O sacerdote é o agente da continuidade, da burocracia religiosa; ele procura manter a religião estabelecida, a ordem instituída doutrinando os fiéis e cumprindo fielmente os ritos praticados por esse grupo religioso. O sacerdote tem como área de atuação a igreja. Ele não deve criar nada novo, ele deve reproduzir e perenizar

um sistema de crenças e ritos sagrados. Tudo o que fugir dessa ordem tradicional, conservadora deve ser rotulado como “pecado”.

O profeta, por sua vez, é o agente da descontinuidade, que, em momentos de crise, portanto, em situações extraordinárias, produzirá, através de seu discurso ou de sua atuação prática, uma nova concepção religiosa. O profeta é legitimado pelo carisma que lhe é socialmente atribuído. O profeta pode surgir dentro de uma organização religiosa estabelecida (igreja), mas essa figura do profeta será combatida pelo corpo sacerdotal, levando o profeta e seus seguidores a criar um movimento cismático, criar uma nova seita. É interessante perceber que a morte do profeta abrirá a possibilidade de seu carisma ser apropriado pelos discípulos mais próximos, que tentarão dar continuidade à obra iniciada pelo profeta, gerando um grau de institucionalização que desembocará num novo quadro de sacerdotes, por isso todo movimento sectário acaba se organizando numa nova

igreja, que, no futuro, será objeto de contestação de novos profetas, num processo

histórico-social interminável.

O mago é o agente religioso prestador de serviços sagrados que atua de forma autônoma, valendo-se dos bens simbólicos produzidos por sacerdotes e profetas. Ele não se vincula a uma igreja ou a uma seita, ele não cria uma comunidade, mas sim uma clientela. A tendência é que o mago seja combatido tanto pelo sacerdote, como pelo profeta, que consideram que a magia realiza uma apropriação indevida dos bens religiosos.

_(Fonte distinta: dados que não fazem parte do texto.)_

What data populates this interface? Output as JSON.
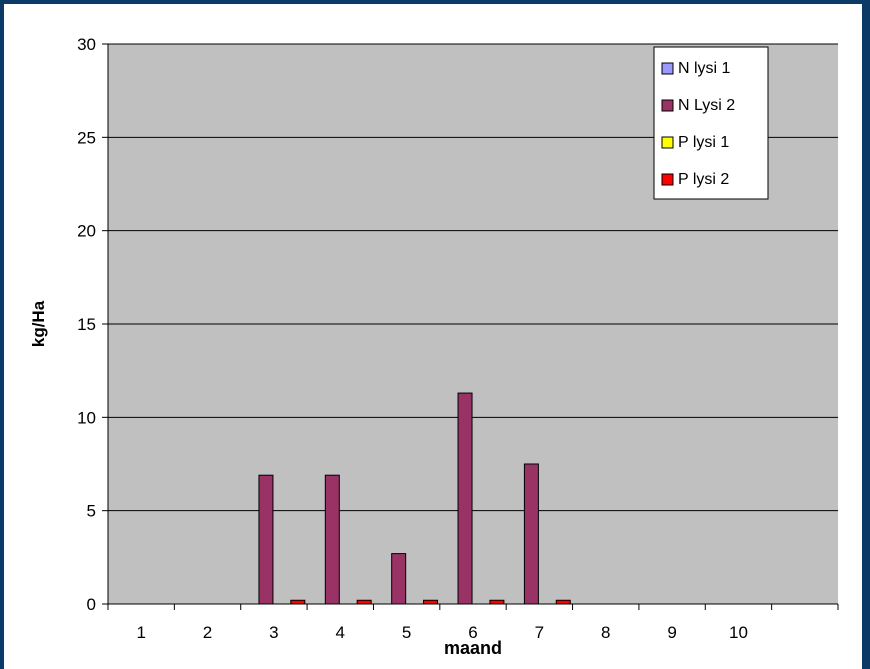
{
  "chart_data": {
    "type": "bar",
    "title": "",
    "xlabel": "maand",
    "ylabel": "kg/Ha",
    "ylim": [
      0,
      30
    ],
    "yticks": [
      0,
      5,
      10,
      15,
      20,
      25,
      30
    ],
    "grid": true,
    "legend_position": "top-right",
    "plot_background": "#c0c0c0",
    "categories": [
      "1",
      "2",
      "3",
      "4",
      "5",
      "6",
      "7",
      "8",
      "9",
      "10",
      ""
    ],
    "series": [
      {
        "name": "N lysi 1",
        "color": "#9999ff",
        "values": [
          0,
          0,
          0,
          0,
          0,
          0,
          0,
          0,
          0,
          0,
          0
        ]
      },
      {
        "name": "N Lysi 2",
        "color": "#993366",
        "values": [
          0,
          0,
          6.9,
          6.9,
          2.7,
          11.3,
          7.5,
          0,
          0,
          0,
          0
        ]
      },
      {
        "name": "P lysi 1",
        "color": "#ffff00",
        "values": [
          0,
          0,
          0,
          0,
          0,
          0,
          0,
          0,
          0,
          0,
          0
        ]
      },
      {
        "name": "P lysi 2",
        "color": "#ff0000",
        "values": [
          0,
          0,
          0.2,
          0.2,
          0.2,
          0.2,
          0.2,
          0,
          0,
          0,
          0
        ]
      }
    ]
  }
}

Interessante perceber que todas as ações desses agentes religiosos têm como alvo o grupo social dos leigos, que se vêem nesse emaranhado de ofertas religiosas. Essas relações de concorrência interna, de demandas e ofertas religiosas constituem o campo religioso.

“Essas relações de transação ligam os diferentes agentes especializados a grupos ou classes sociais com diferentes interesses objetivos. Numa sociedade de classes, encontraremos aí as classes dominantes, que pedem à religião que legitime sua dominação e seu bem-estar material, bem como as classes dominadas, que pedem à religião a esperança de libertar-se de sua opressão, ou, ao menos, uma forma de compensação (agora sofreremos, mas no futuro

gozaremos). No cruzamento dessas duas relações reside a lógica do campo religioso: agentes especializados competindo entre si para conquistar o monopólio do atendimento às demandas das diferentes classes de ‘leigos’ e, assim assegurar sua existência material”. (Ibid., p.190).